Le certificat du Docteur [D] décrivait un patient en proie à une décompensation psychotique secondaire à une rupture de traitement, se manifestant par des idées délirantes, une désorganisation cognitive, et une anosognosie des troubles. Il faisait état d'une absence d'adhésion aux soins, et de l'absence de tiers mobilisable. Le praticien estimait qu'était constitué un péril imminent pour sa santé, que des soins immédiats assortis d'une surveillance constante en milieu hospitalier était nécessaire, et que ses troubles rendaient impossible son consentement à ces soins.
Deux certificats médicaux ont ensuite été rédigés à 24 H et à 72 H, et ont motivé une décision de maintien de l'hospitalisation complète, signée le 29 avril 2024 à 11 H par une autre délégataire du Directeur par intérim du Centre Hospitalier de [Localité 6].
Dressé le 27 avril 2024 à 10 H 30 par le Docteur [Y] [I], psychiatre, le certificat de 24 H précisait que le patient, habituellement suivi en CMP, était déjà connu du centre hospitalier de [Localité 6] où il avait déjà été admis. Il s'y trouvait de nouveau pour une rechute de trouble psychotique dans un contexte d'interruption de son traitement. S'étant présenté, le 25 avril 2024, en consultation au service ophtalomologie du CHU de [Localité 4], son comportement avait été repéré comme délirant et agité, ce qui avait motivé une demande d'avis psychiatrique, avis auquel il avait tenté de soustraire, ce devant quoi il avait été conduit aux urgences psychiatriques de l'hôpital, où son état avait été évalué et son hospitalisation décidée, en présence d'idées délirantes de persécution.
Au jour de rédaction de ce certificat, le patient était décrit comme calme, le contact avec lui était possible. Il admettait avoir refusé l'avis psychiatrique et avoir tenté de fuir l'hôpital. Il déclarait traverser une période difficile sur le plan financier, en lien avec l'arrêt de son activité professionnelle salaritée, ce qui générait un état de tension importante. Il minimisait toutefois ses troubles, rationalisait les idées persécutives, et n'avait pas de recul vis-à-vis des troubles psychiques sous-tendant l'état qu'il avait donné à constater le 25 avril au CHU.

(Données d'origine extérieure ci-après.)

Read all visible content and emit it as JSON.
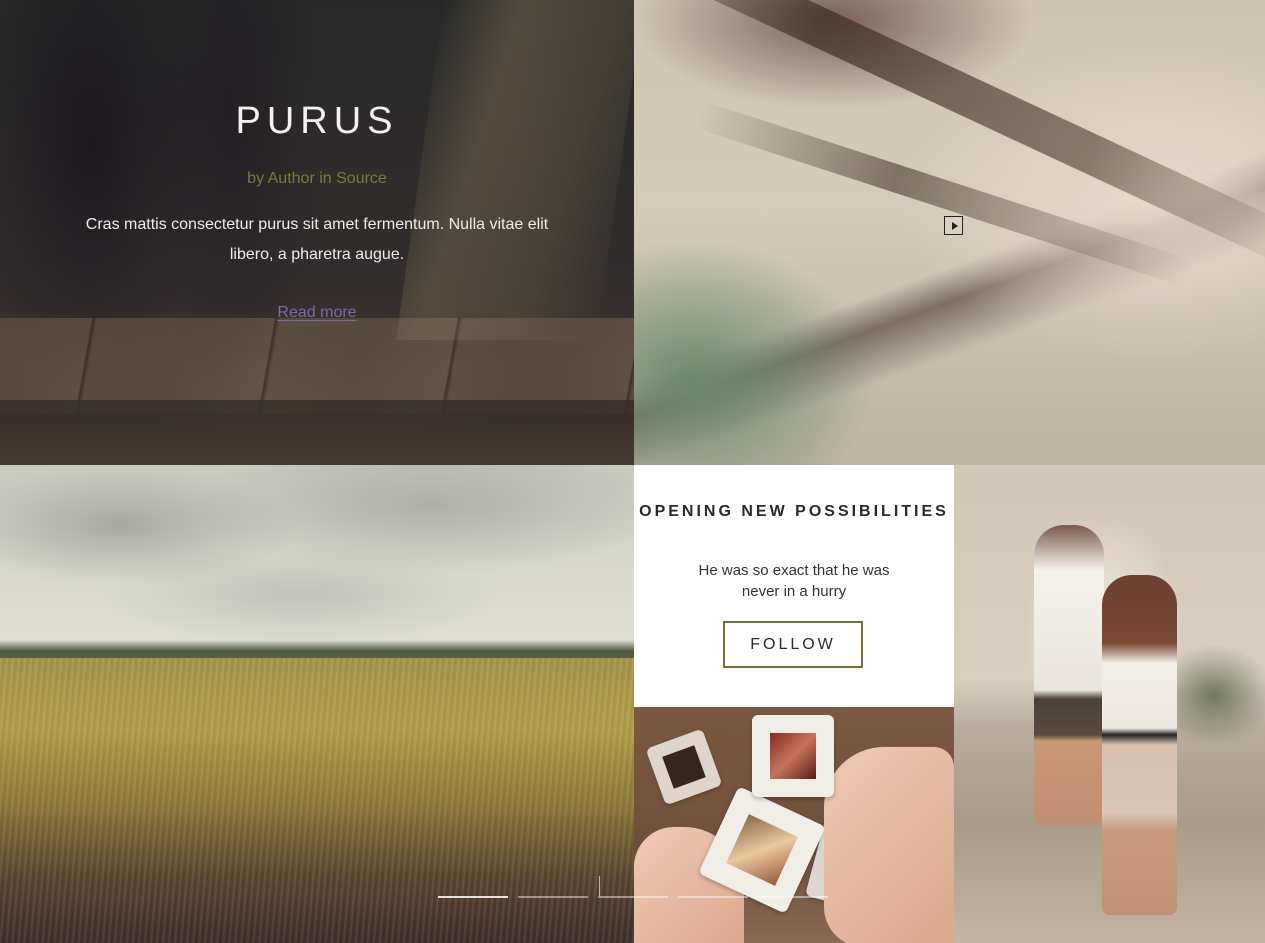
{
  "hero": {
    "title": "PURUS",
    "byline": "by Author in Source",
    "text": "Cras mattis consectetur purus sit amet fermentum. Nulla vitae elit libero, a pharetra augue.",
    "link_label": "Read more"
  },
  "video": {
    "icon": "play-icon"
  },
  "promo": {
    "title": "OPENING NEW POSSIBILITIES",
    "text": "He was so exact that he was never in a hurry",
    "button_label": "FOLLOW"
  },
  "slider": {
    "count": 5,
    "active_index": 0
  },
  "colors": {
    "accent_olive": "#7a6f33",
    "link_purple": "#7a6aa8",
    "byline_olive": "#7d7a3a"
  }
}
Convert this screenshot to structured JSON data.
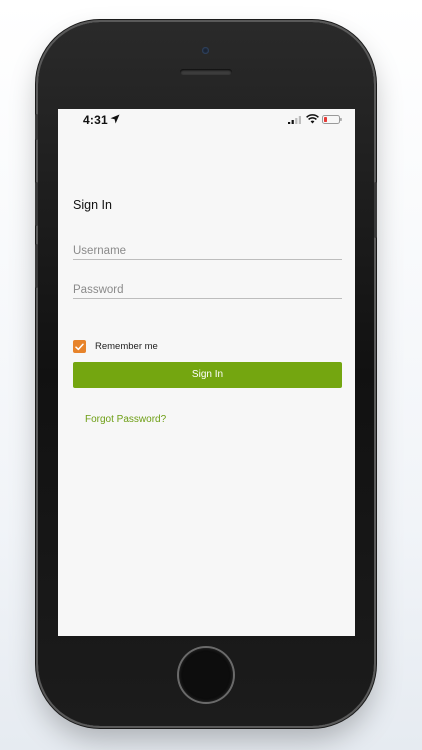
{
  "status_bar": {
    "time": "4:31",
    "location_icon": "location-arrow-icon",
    "signal_icon": "cellular-signal-icon",
    "wifi_icon": "wifi-icon",
    "battery_icon": "battery-low-icon",
    "battery_color": "#e53935"
  },
  "login": {
    "title": "Sign In",
    "username_placeholder": "Username",
    "password_placeholder": "Password",
    "remember_label": "Remember me",
    "remember_checked": true,
    "signin_label": "Sign In",
    "forgot_label": "Forgot Password?"
  },
  "colors": {
    "accent_green": "#74a610",
    "link_green": "#6d9e14",
    "checkbox_orange": "#e7832a",
    "screen_background": "#f7f7f7"
  }
}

Daté quant à lui du 29 avril 2024 à 11 H, par le Docteur [F], psychiatre, le certificat de 72 H spécifiait que Monsieur [V] présentait des troubles du comportement hétéro-agressifs et tenait des propos délirants mégalomaniaques et persécutifs depuis plusieurs semaines, dans un contexte de rupture de traitement médicamenteux.
Il persistait chez lui, d'après le praticien, un vaste syndrome de désorganisation avec un discours hermétique, un raisonnement paralogique et des réponses à côté, ainsi qu'un sentiment de non-reconnaissance vis-à-vis de ses activités professionnelles. Son comportement était toujours perçu comme instable, nécessitant la reprise d'un traitement médicamenteux et une observation médicale, de sorte que les soins psychiatriques sans consentement restaient nécessaires, en hospitalisation complète.
Les décisions d'admission en soins psychiatriques sans consentement et de maintien de ces soins ont toutes deux été notifiées à Monsieur [V] le 2 mai 2024.